Second, the writing is a complete throwaway. The space-dogfighting genre for whatever reason, has a history of having good writing, or at least interesting plots. From Wing Commander to Tie Fighter to the eternally classic Freespace, they all had writing to keep you interested. Not so here. The devs had exactly two ideas: to create a space shooter, and that it should involve a Macross-style transforming space-jet-fighter. There is no interesting dialogue; only one of the characters are even given the barest of characterizations (and he disappears after three missions). Even the backstory to the war in the game is vague and illogical, and contradicts itself in some of the loading screen expository background information texts.
Third you get to problems with the gameplay- to put it succinctly, it's simply not fun. The game bounces between far too easy dogfight sections and extremely tedious destroy-the-torpedoes capital ship protection sections. The console heritage is noticeable here, with none of the weapons/shield energy systems management from classic space shooters. There's even a lack of targetting buttons to cycle through targetting enemy ship subsystems. It's all much simpler than fully Western-influence space shooters. Unfortunately, the Japanese influence on the game doesn't add much either. The transforming jet that is so poorly justified in the writing is also poorly justified in the gameplay. You need build up 'flux energy' to even be able to transform into 'mech mode', but the power of it isn't even so impressive. Essentially you use it to be able to spam infinite missiles at Capital Ship hardpoints while you have the transform meter, and to allow yourself the ability to turn much faster than in jet mode. It's not at all exhilarating, which is pretty damn disappointing for a game's central gimmick.
A note on the game's Freespace 2 inspirations: when Freespace 2 was released, it was highly praised for how exciting the capital ships made combat, with flak shells exploding around you and massively powerful beam cannons being traded between capital ships.

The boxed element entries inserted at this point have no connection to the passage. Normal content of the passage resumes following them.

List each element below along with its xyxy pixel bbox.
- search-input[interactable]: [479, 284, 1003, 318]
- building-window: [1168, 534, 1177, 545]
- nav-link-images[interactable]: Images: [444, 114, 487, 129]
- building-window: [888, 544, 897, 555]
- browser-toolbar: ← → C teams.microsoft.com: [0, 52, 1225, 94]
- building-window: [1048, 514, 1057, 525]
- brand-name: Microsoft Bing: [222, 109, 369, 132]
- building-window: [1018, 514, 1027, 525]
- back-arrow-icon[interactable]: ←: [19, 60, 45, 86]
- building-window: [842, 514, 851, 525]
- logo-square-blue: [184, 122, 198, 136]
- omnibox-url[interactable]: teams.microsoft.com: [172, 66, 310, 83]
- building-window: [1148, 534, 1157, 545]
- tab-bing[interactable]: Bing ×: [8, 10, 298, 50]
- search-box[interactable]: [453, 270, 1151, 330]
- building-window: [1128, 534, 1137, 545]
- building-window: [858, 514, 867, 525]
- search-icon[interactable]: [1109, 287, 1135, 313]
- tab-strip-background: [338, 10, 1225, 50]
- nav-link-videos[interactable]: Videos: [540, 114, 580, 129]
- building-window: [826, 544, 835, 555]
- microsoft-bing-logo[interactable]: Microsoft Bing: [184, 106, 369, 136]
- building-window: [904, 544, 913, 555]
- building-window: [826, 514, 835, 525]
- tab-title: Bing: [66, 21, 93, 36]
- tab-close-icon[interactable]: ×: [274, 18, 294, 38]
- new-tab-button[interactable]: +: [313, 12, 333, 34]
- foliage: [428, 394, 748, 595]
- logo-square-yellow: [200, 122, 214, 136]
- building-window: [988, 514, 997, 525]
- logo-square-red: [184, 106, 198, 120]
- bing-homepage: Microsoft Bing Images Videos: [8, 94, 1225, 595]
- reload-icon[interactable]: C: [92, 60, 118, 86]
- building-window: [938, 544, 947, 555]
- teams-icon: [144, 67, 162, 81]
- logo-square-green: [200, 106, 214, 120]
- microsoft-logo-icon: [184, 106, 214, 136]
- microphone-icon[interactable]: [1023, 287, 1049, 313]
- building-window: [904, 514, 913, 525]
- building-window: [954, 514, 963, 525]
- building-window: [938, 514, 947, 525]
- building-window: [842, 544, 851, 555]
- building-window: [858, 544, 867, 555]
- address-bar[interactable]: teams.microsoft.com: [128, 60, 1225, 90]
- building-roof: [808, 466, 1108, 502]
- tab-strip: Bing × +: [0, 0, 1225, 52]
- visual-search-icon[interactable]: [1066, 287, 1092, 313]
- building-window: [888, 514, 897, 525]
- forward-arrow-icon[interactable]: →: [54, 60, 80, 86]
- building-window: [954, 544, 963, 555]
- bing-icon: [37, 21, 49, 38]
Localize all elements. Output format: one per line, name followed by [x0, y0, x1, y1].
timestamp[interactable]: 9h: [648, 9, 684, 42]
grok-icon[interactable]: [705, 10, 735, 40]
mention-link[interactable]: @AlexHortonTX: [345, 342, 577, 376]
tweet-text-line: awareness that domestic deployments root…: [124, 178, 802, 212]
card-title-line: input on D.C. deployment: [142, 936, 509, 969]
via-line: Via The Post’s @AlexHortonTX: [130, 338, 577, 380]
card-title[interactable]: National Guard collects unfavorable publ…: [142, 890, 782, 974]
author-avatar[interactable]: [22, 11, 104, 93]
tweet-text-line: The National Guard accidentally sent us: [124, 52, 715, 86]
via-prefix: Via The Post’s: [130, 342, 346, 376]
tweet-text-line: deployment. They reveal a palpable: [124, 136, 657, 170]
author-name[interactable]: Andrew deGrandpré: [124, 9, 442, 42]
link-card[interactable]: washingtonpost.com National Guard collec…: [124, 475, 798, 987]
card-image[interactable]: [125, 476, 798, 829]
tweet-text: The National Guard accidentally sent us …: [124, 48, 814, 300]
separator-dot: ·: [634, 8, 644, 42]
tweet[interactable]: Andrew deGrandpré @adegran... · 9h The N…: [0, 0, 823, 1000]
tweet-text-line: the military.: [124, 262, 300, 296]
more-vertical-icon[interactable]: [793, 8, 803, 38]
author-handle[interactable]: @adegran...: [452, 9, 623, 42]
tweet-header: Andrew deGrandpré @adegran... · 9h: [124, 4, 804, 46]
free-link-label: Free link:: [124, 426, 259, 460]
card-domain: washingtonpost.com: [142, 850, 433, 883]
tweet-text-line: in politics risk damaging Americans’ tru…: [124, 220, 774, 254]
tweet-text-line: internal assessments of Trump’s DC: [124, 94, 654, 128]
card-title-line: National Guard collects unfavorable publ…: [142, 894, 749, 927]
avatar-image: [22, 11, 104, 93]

SSZ superficially copies all of this, but completely fails to capture any of the emotion. The sound design is completely lacking, so you barely notice any of the capital chips around. Flak Shells make feeble buzzing on your shield. Completely missing is any of massive weapons rocking your small fighter around in the battlefield. Capital Ship Beam Weapons also lack both a sound effect punch and the actually gameplay punch. They may light up between capital ships, but the damage is actually still done with lots and lots of torpedoes. In essence, all of the aesthetic are 'cargo-cult' ish: capturing the appearance but none of the essence.
Lastly, something so terrible it deserves a section it's own, the game's final mission. The developers responsible for creating the final mission should never be allow to design anything again. They should not even be able to voice opinions about other games. The very existing of this game's final mission is a crime against gaming itself. The final mission unfolds as follows: instead of the gameplay from the previous 95% of the game, you find yourself suddenly just flying in a narrow tunnel. Your only objective is to avoid hitting the walls, which will drain your shields and armor, eventually killing you if you scrape the walls too often. The tunnel makes frequent 90 degree turns just so it's not too easy. In addition, all the tunnels look alike, and it is very easy to bounce off a wall, and get turned around without realizing it. This goes on for a minumum of 6 minutes, even if you're holding the thrust button down the whole time, and this is =all without checkpoints=. At the end, you get to make a choice about whether to destroy something for 1 briefly narrated ending, or to flying through more tunnels (timed!) to destroy something else for a different briefly narrated ending that isn't any better.
If you are a decent human being, the last mission of the game alone should be reason enough not to pay even one cent for this game. Seriously. Go play something else.